Although more than 100 individuals at AFCERT work in conjunction with major command NOSCs, base-level NCC personnel, the Air Force Information Warfare Center, and the Air Force Office of Special Investigations to secure Air Force computer systems worldwide, Kaufman said the computer user is still the key to network defense.
"Air Force computer users can help by using strong passwords and by ensuring their anti-virus software is current on both their work machines and home machines," Kaufman said. "They should only open attachments they are expecting and ensure new systems are properly configured and patched to the latest revision levels."
AFCERT's efforts to defend the Air Force network are proving successful, he added.
"Three years ago, we had close to 10,000 Air Force computers that were compromised with viruses. That was about the time the Melissa virus came out. It was a very bad situation," Kaufman said. "In 2001, we had fewer than 700 Air Force computers compromised by viruses and the number is down even more in 2002."
Kaufman said he believes AFCERT is ready to handle future threats as well.
"Like fighting an air war, the cyber environment is extremely dynamic," he said. "It is changing constantly as technology improves and new vulnerabilities and tactics are discovered."
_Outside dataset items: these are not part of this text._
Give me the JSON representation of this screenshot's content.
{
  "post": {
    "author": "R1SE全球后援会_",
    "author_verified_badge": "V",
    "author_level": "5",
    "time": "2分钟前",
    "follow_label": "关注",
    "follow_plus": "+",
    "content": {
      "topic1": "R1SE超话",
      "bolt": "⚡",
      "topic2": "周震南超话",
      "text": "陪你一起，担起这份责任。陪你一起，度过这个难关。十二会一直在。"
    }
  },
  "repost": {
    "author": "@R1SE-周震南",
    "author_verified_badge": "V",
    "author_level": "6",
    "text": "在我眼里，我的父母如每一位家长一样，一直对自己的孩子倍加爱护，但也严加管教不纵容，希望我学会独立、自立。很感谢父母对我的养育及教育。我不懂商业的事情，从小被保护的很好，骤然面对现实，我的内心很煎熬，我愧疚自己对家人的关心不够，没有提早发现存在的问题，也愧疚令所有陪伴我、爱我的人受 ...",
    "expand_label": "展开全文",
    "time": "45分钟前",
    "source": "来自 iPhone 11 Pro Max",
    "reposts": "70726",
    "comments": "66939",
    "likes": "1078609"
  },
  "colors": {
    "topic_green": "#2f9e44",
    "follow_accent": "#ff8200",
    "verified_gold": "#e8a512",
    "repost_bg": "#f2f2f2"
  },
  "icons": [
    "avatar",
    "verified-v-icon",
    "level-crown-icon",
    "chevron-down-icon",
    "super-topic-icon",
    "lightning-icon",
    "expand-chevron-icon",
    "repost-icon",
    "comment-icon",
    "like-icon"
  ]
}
Air Force communications, intelligence and engineering professionals understand the dynamic nature of the network, and Kaufman said he believes they are equipped to deal with whatever comes along.
"We are trained to do the in-depth analysis, event correlation, incident response, and countermeasure development necessary to secure our networks," he said. "Every hour of every day, we Air Force network defenders are standing watch."